At this point, it’s clear that Trump isn’t going to show us his tax records unless he feels like he has no other choice. And without those tax returns, we won’t have the basic information we need to unravel Trump’s entanglements with foreign governments, to discern whether he used illegal tax shelters, or to figure out if he’s actually as rich as he claims to be.

Plus, in the wake of Trump’s comment that less than 200,000 inaugural attendees was actually 1.5 million, maybe someone needs to double-check his math.

The Women’s March on Washington and its sister marches around the nation inspired and empowered millions of Americans. Everyone who took to the streets this past weekend is now asking two big questions: “What email list did I just end up on?” and “What’s next?”

On Sunday evening, I offered up a possible answer to that latter question, sending out the following tweet while sipping on my arugula latte. (They’re delicious—ask any member of the coastal elite.)

Before I knew it, the idea had spread like the STDs Trump claims he avoided during his “personal Vietnam.”

While I wasn’t the first person to come up with the idea for a Tax Day march, I now find myself the clearly unprepared leader of a nationwide movement fueled by Twitter-based rage. In a sense, I am now exactly like Trump. But this movement isn’t about me! I am just your voice, your angry voice, commanding you to—whoa. Sorry. Those retweets really go to your head.

The march took a step closer to reality when comedian Patton Oswalt suggested the hashtag #TrumpTaxesMarch and added his own urgent message:

Beau Willimon, the showrunner of House of Cards, spelled out additional steps and messaging, and did it more eloquently and succinctly than I ever could. Plus, it’s more fun to read about politics if you do it in Frank Underwood’s creepy Southern drawl.

Although that plan sounds perfect to me, I do want to add a few more thoughts about what I hope this march can accomplish. I’d also like to suggest the one thing every modern political movement needs: a dumb hat.

The Trump Taxes March should be part of a larger protest about income inequality and Trump’s tax cuts for the rich—or more accurately, Trump’s tax cuts for his children. (The so-called death tax, which only affects the portion of an inheritance that exceeds $5.45 million, should be renamed “the Ivanka tax.”) We follow in the footsteps of the Occupy movement and the elderly shuffles of Bernie Sanders.
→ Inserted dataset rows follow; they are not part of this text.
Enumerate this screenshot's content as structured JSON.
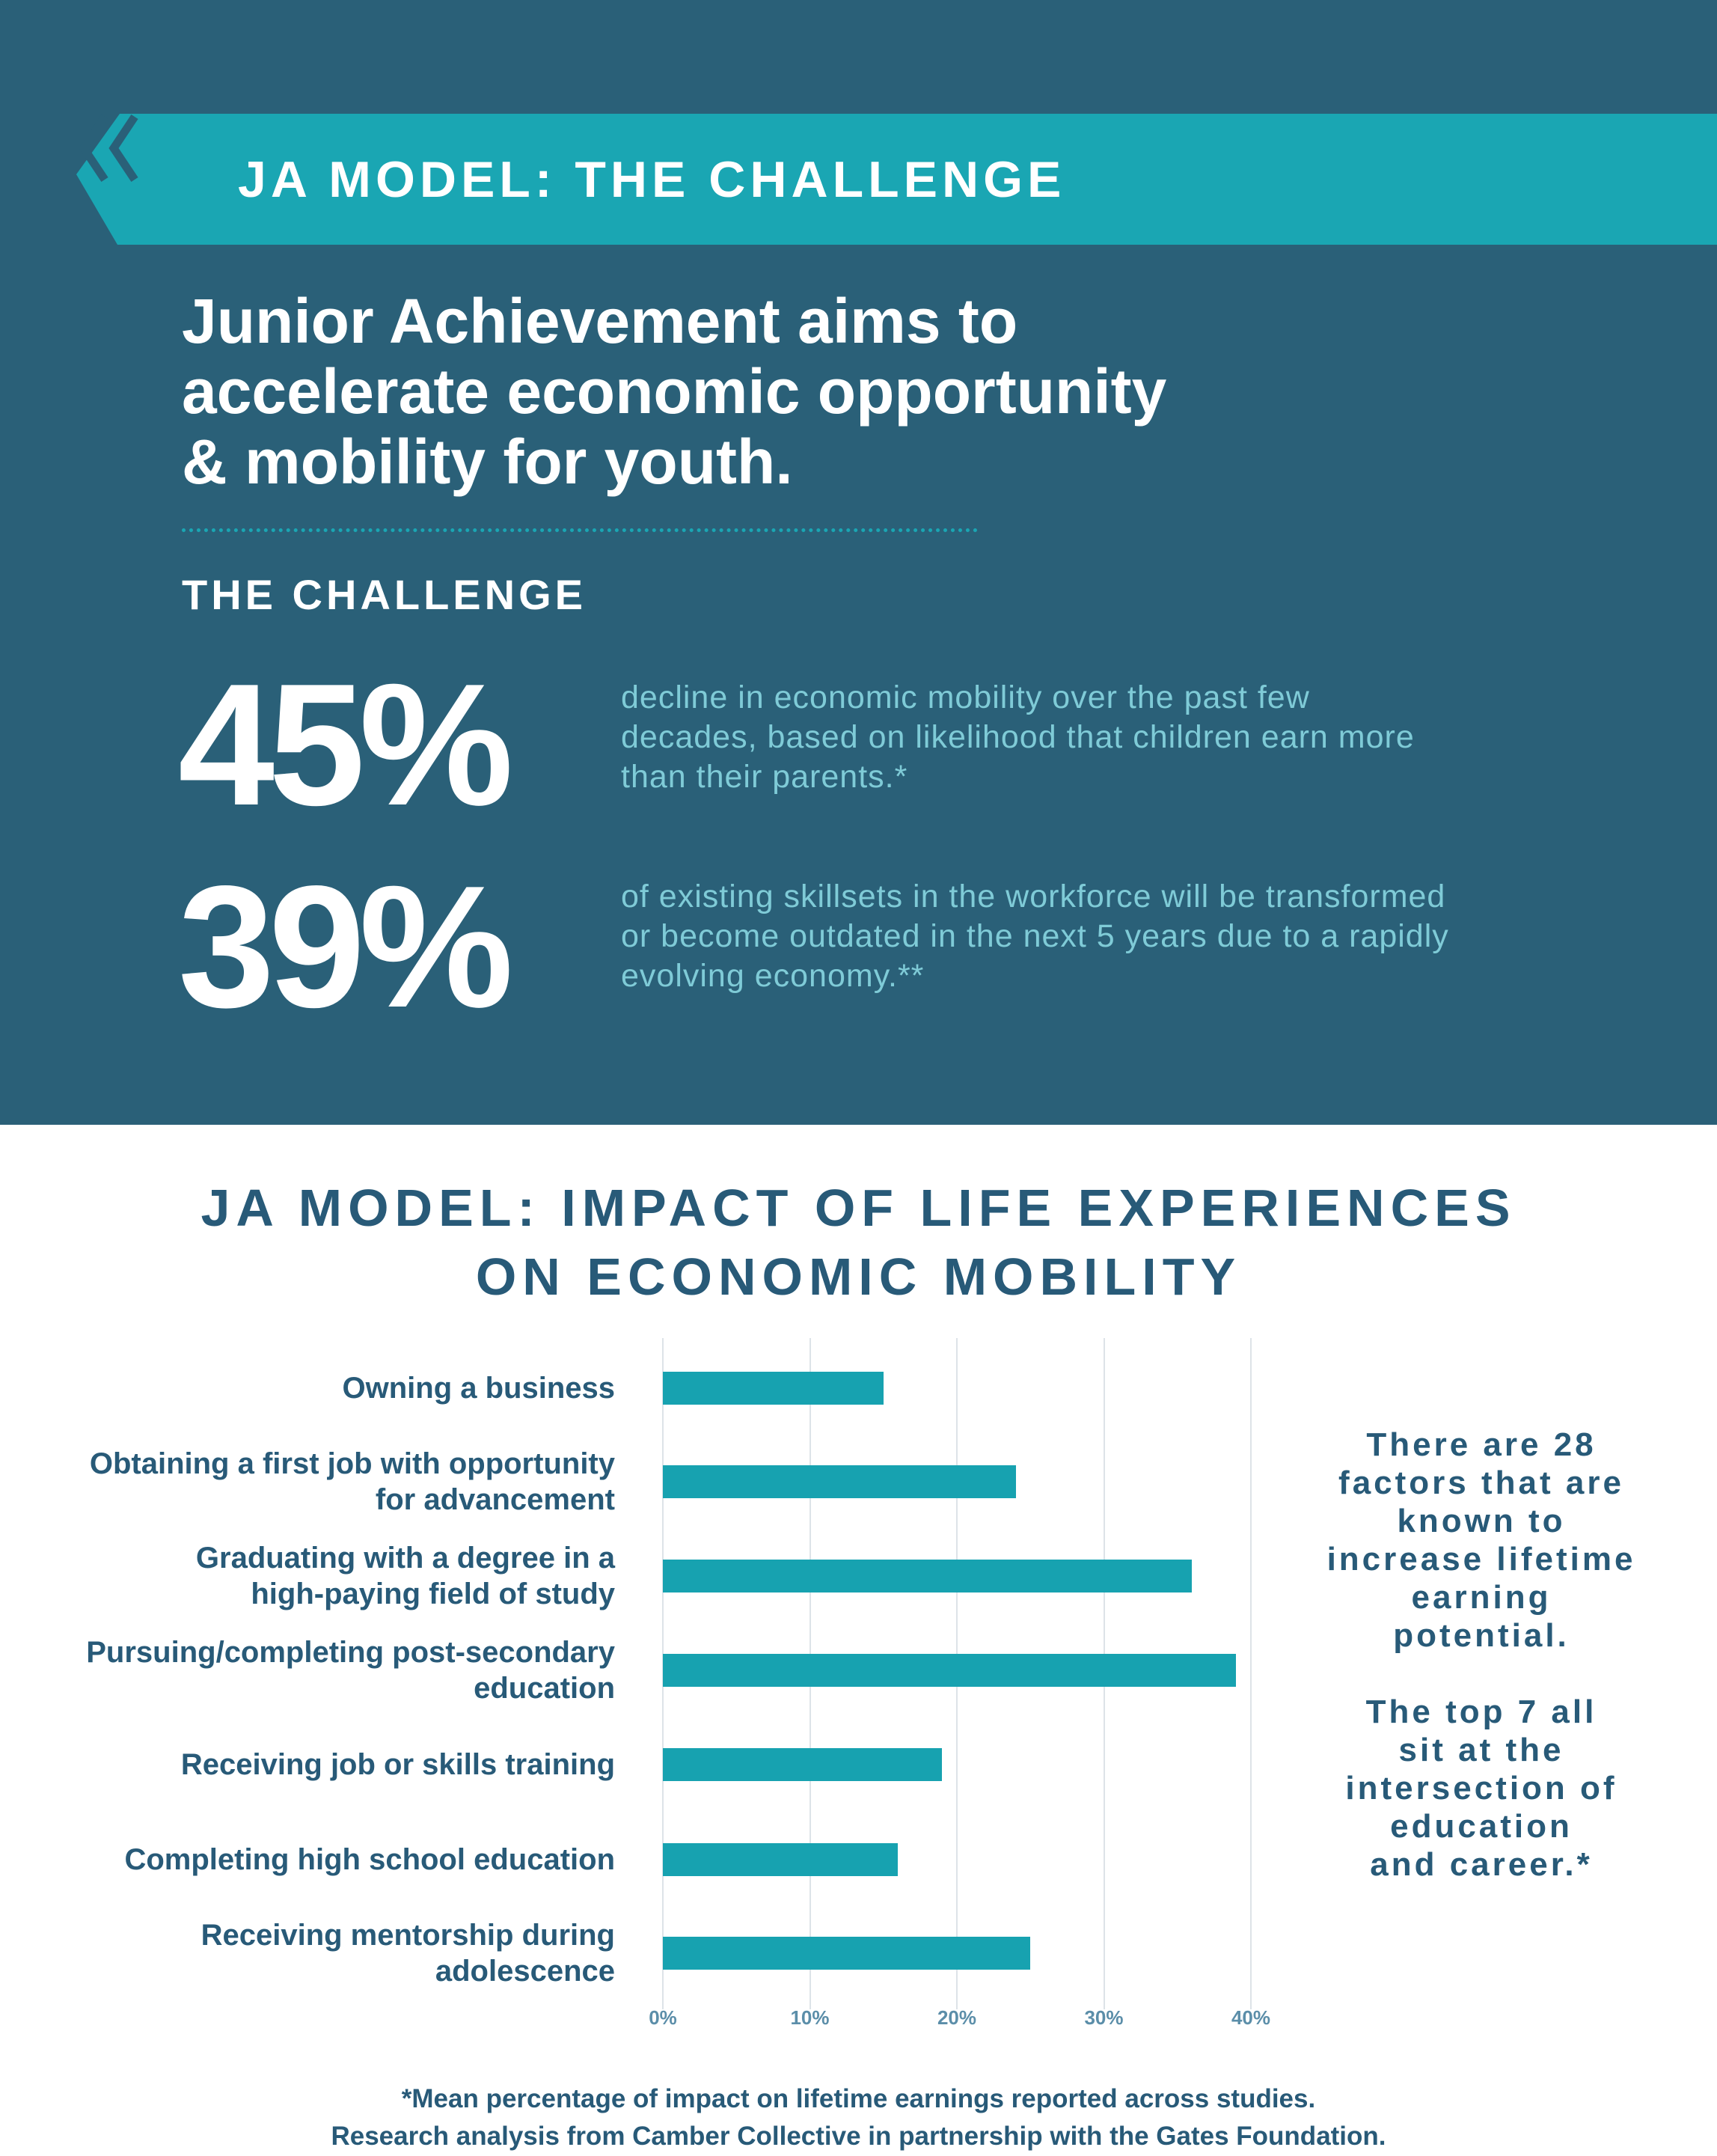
{
  "header": {
    "banner_title": "JA MODEL: THE CHALLENGE",
    "banner_icon": "double-chevron-left-icon",
    "headline_lines": [
      "Junior Achievement aims to",
      "accelerate economic opportunity",
      "& mobility for youth."
    ],
    "section_label": "THE CHALLENGE"
  },
  "stats": [
    {
      "value": "45%",
      "description_lines": [
        "decline in economic mobility over the past few",
        "decades, based on likelihood that children earn more",
        "than their parents.*"
      ]
    },
    {
      "value": "39%",
      "description_lines": [
        "of existing skillsets in the workforce will be transformed",
        "or become outdated in the next 5 years due to a rapidly",
        "evolving economy.**"
      ]
    }
  ],
  "section2": {
    "title_lines": [
      "JA MODEL: IMPACT OF LIFE EXPERIENCES",
      "ON ECONOMIC MOBILITY"
    ]
  },
  "chart_data": {
    "type": "bar",
    "orientation": "horizontal",
    "title": "JA MODEL: IMPACT OF LIFE EXPERIENCES ON ECONOMIC MOBILITY",
    "xlabel": "",
    "ylabel": "",
    "categories": [
      "Owning a business",
      "Obtaining a first job with opportunity for advancement",
      "Graduating with a degree in a high-paying field of study",
      "Pursuing/completing post-secondary education",
      "Receiving job or skills training",
      "Completing high school education",
      "Receiving mentorship during adolescence"
    ],
    "category_label_lines": [
      [
        "Owning a business"
      ],
      [
        "Obtaining a first job with opportunity",
        "for advancement"
      ],
      [
        "Graduating with a degree in a",
        "high-paying field of study"
      ],
      [
        "Pursuing/completing post-secondary",
        "education"
      ],
      [
        "Receiving job or skills training"
      ],
      [
        "Completing high school education"
      ],
      [
        "Receiving mentorship during",
        "adolescence"
      ]
    ],
    "values": [
      15,
      24,
      36,
      39,
      19,
      16,
      25
    ],
    "unit": "%",
    "xlim": [
      0,
      40
    ],
    "xticks": [
      "0%",
      "10%",
      "20%",
      "30%",
      "40%"
    ],
    "grid": true,
    "legend": null,
    "bar_color": "#17a2b0"
  },
  "side_note": {
    "para1_lines": [
      "There are 28",
      "factors that are",
      "known to",
      "increase lifetime",
      "earning",
      "potential."
    ],
    "para2_lines": [
      "The top 7 all",
      "sit at the",
      "intersection of",
      "education",
      "and career.*"
    ]
  },
  "footer": {
    "lines": [
      "*Mean percentage of impact on lifetime earnings reported across studies.",
      "Research analysis from Camber Collective in partnership with the Gates Foundation."
    ]
  },
  "colors": {
    "dark_bg": "#2a6078",
    "accent_teal": "#1aa6b3",
    "stat_desc": "#7fcbd7",
    "heading_dark": "#285a78",
    "bar": "#17a2b0"
  }
}
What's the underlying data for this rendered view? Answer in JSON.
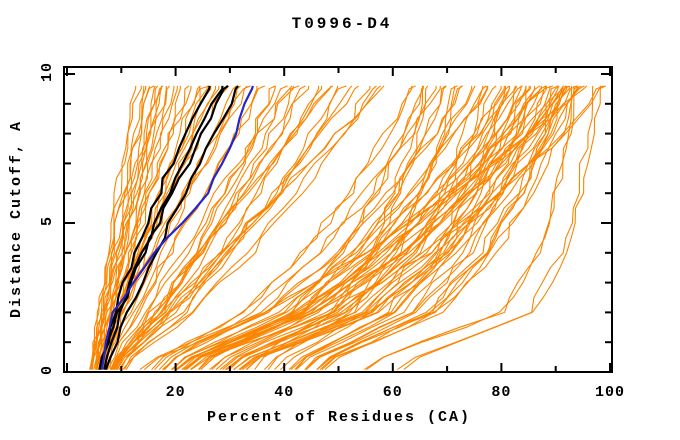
{
  "figure": {
    "background": "#FFFFFF",
    "frame_color": "#000000",
    "text_color": "#000000"
  },
  "chart_data": {
    "type": "line",
    "title": "T0996-D4",
    "xlabel": "Percent of Residues (CA)",
    "ylabel": "Distance Cutoff, A",
    "xlim": [
      0,
      100
    ],
    "ylim": [
      0,
      10
    ],
    "x_major_ticks": [
      0,
      20,
      40,
      60,
      80,
      100
    ],
    "x_minor_tick_step": 10,
    "y_major_ticks": [
      0,
      5,
      10
    ],
    "y_minor_tick_step": 1,
    "grid": false,
    "legend": "none",
    "cutoffs": [
      0.3,
      2,
      4,
      6,
      8,
      9.6
    ],
    "series": {
      "models": {
        "color": "#FB8500",
        "line_width": 1.1,
        "curves": [
          [
            5.1,
            6.2,
            7.8,
            9.6,
            11.5,
            13
          ],
          [
            5.3,
            7,
            9,
            11,
            13,
            14.5
          ],
          [
            5.7,
            7,
            9.1,
            11.3,
            13.6,
            15.5
          ],
          [
            6.3,
            8.2,
            10.4,
            12.6,
            14.8,
            16.5
          ],
          [
            5.2,
            6.9,
            9.4,
            12.2,
            15.2,
            17.5
          ],
          [
            6.4,
            8.6,
            11.3,
            13.9,
            16.5,
            18.5
          ],
          [
            5.7,
            7.7,
            10.6,
            13.9,
            17.3,
            20
          ],
          [
            7,
            9.5,
            12.6,
            15.6,
            18.7,
            21
          ],
          [
            5.3,
            7.7,
            11.2,
            15.1,
            19.2,
            22.5
          ],
          [
            6.6,
            9.8,
            13.6,
            17.3,
            21.1,
            24
          ],
          [
            6.8,
            9.4,
            13.2,
            17.5,
            22,
            25.5
          ],
          [
            6.2,
            10,
            14.5,
            19,
            23.6,
            27
          ],
          [
            6.4,
            9.5,
            14.2,
            19.3,
            24.7,
            29
          ],
          [
            7.3,
            11.6,
            16.8,
            21.9,
            27.1,
            31
          ],
          [
            5.9,
            9.7,
            15.3,
            21.4,
            27.9,
            33
          ],
          [
            7.9,
            13.1,
            19.2,
            25.3,
            31.4,
            36
          ],
          [
            8.8,
            16.7,
            23.5,
            29.2,
            34.4,
            38
          ],
          [
            8.1,
            13.9,
            20.9,
            27.8,
            34.7,
            40
          ],
          [
            9.2,
            18.1,
            25.7,
            32.1,
            37.9,
            42
          ],
          [
            9,
            16.8,
            24.7,
            32,
            39,
            44
          ],
          [
            9.6,
            19.4,
            27.8,
            35,
            41.5,
            46
          ],
          [
            8.3,
            15.6,
            24.2,
            32.8,
            41.4,
            48
          ],
          [
            9.9,
            20.7,
            30,
            37.9,
            45,
            50
          ],
          [
            9.4,
            19.2,
            29,
            38.1,
            46.7,
            53
          ],
          [
            10.5,
            22.8,
            33.3,
            42.3,
            50.4,
            56
          ],
          [
            8.6,
            17.7,
            28.4,
            39.1,
            49.8,
            58
          ],
          [
            16.3,
            32.6,
            43.6,
            52.1,
            59.2,
            64
          ],
          [
            24.4,
            40.9,
            50.2,
            56.8,
            62.1,
            65.5
          ],
          [
            34.5,
            49.2,
            56.4,
            61.1,
            64.7,
            67
          ],
          [
            17.9,
            35.2,
            46.9,
            55.9,
            63.5,
            68.5
          ],
          [
            25.1,
            43.1,
            53.3,
            60.5,
            66.3,
            70
          ],
          [
            37.1,
            52.7,
            60.3,
            65.3,
            69.1,
            71.5
          ],
          [
            17.9,
            36.7,
            49.5,
            59.3,
            67.5,
            73
          ],
          [
            27.1,
            46.1,
            56.9,
            64.5,
            70.6,
            74.5
          ],
          [
            38.7,
            55.6,
            63.9,
            69.3,
            73.4,
            76
          ],
          [
            19.5,
            39.3,
            52.8,
            63.1,
            71.7,
            77.5
          ],
          [
            27.8,
            48.3,
            59.9,
            68.2,
            74.8,
            79
          ],
          [
            41.1,
            58.8,
            67.4,
            73,
            77.3,
            80
          ],
          [
            19.4,
            40.4,
            54.7,
            65.6,
            74.9,
            81
          ],
          [
            29.4,
            50.4,
            62.4,
            70.9,
            77.7,
            82
          ],
          [
            42,
            60.6,
            69.7,
            75.6,
            80.2,
            83
          ],
          [
            20.7,
            42.3,
            57,
            68.2,
            77.7,
            84
          ],
          [
            29.5,
            51.7,
            64.4,
            73.3,
            80.4,
            85
          ],
          [
            43.9,
            63,
            72.3,
            78.4,
            83.1,
            86
          ],
          [
            20.4,
            43.1,
            58.6,
            70.4,
            80.4,
            87
          ],
          [
            31.1,
            53.9,
            66.9,
            76,
            83.3,
            88
          ],
          [
            44.5,
            64.5,
            74.2,
            80.6,
            85.4,
            88.5
          ],
          [
            21.6,
            44.6,
            60.2,
            72.2,
            82.3,
            89
          ],
          [
            31,
            54.6,
            68.1,
            77.6,
            85.1,
            90
          ],
          [
            46,
            66.2,
            76.1,
            82.5,
            87.4,
            90.5
          ],
          [
            21.1,
            44.9,
            61.2,
            73.6,
            84,
            91
          ],
          [
            32.2,
            55.9,
            69.4,
            79,
            86.6,
            91.5
          ],
          [
            46.2,
            67,
            77.1,
            83.7,
            88.8,
            92
          ],
          [
            22.2,
            46.2,
            62.5,
            75,
            85.5,
            92.5
          ],
          [
            32.1,
            56.7,
            70.7,
            80.6,
            88.4,
            93.5
          ],
          [
            47.6,
            68.7,
            78.9,
            85.6,
            90.8,
            94
          ],
          [
            62,
            86,
            92,
            94.5,
            96.5,
            98
          ],
          [
            55,
            80,
            87,
            90,
            92,
            93
          ],
          [
            13.9,
            35.8,
            54.6,
            70.5,
            84.9,
            95
          ],
          [
            23.4,
            49.1,
            66.7,
            80.1,
            91.4,
            99
          ]
        ]
      },
      "reference": {
        "color": "#000000",
        "line_width": 2.2,
        "curves": [
          [
            6.3,
            8.8,
            12.6,
            16.9,
            21.6,
            26
          ],
          [
            6.9,
            9.8,
            13.9,
            18.6,
            23.6,
            28.5
          ],
          [
            6.4,
            9.5,
            14.2,
            19.5,
            25.1,
            29.5
          ],
          [
            7.5,
            11.2,
            16.3,
            21.6,
            27.2,
            31.5
          ]
        ]
      },
      "highlight": {
        "color": "#2525C8",
        "line_width": 2.2,
        "curves": [
          [
            6.5,
            8.5,
            16,
            26,
            31,
            34
          ]
        ]
      }
    }
  }
}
But the Trump Taxes March also has a simple, achievable goal: to get President Trump to release his tax returns, something every other president has done for the past 40 years. His administration is already being sued by “constitutional scholars, Supreme Court litigators, and former White House ethics lawyers” over payments from foreign governments that might violate the Constitution’s Emoluments Clause, so we know his hands aren’t clean—which is surprising because it should only take seconds to wash them, given that they’re so tiny.

To be clear, we don’t want to see his tax returns because we’re the financial equivalent of a lecherous pervert who barges into underage girls’ dressing rooms while they’re changing. We’re not trying to find out how much money he spent taking a married woman furniture-shopping before he “moved on her like a bitch.” We want to show President Trump that, no matter what his advisers may say, the American people do care. We care if our president has unseemly ties to foreign or domestic interests. We care if our president says he’ll do something and then straight up doesn’t do it. That’s why the official White House petition requesting Trump to release his tax returns already has more than 270,000 signatures. Using Trump math, that’s more than 1.75 million. Huge!

If you don’t care that we care about this—if you agree with Conway’s claim that “Most Americans are very focused on what their tax returns will look like while President Trump is in office, not what his look like”—we will show you that “most Americans” don’t agree. And we’ll continue to show you by marching from Inauguration Day through Tax Day until Election Day.

So show us your tax returns, President Trump. We might even be willing to give you an extension if you need more time to convert the rubles to dollars.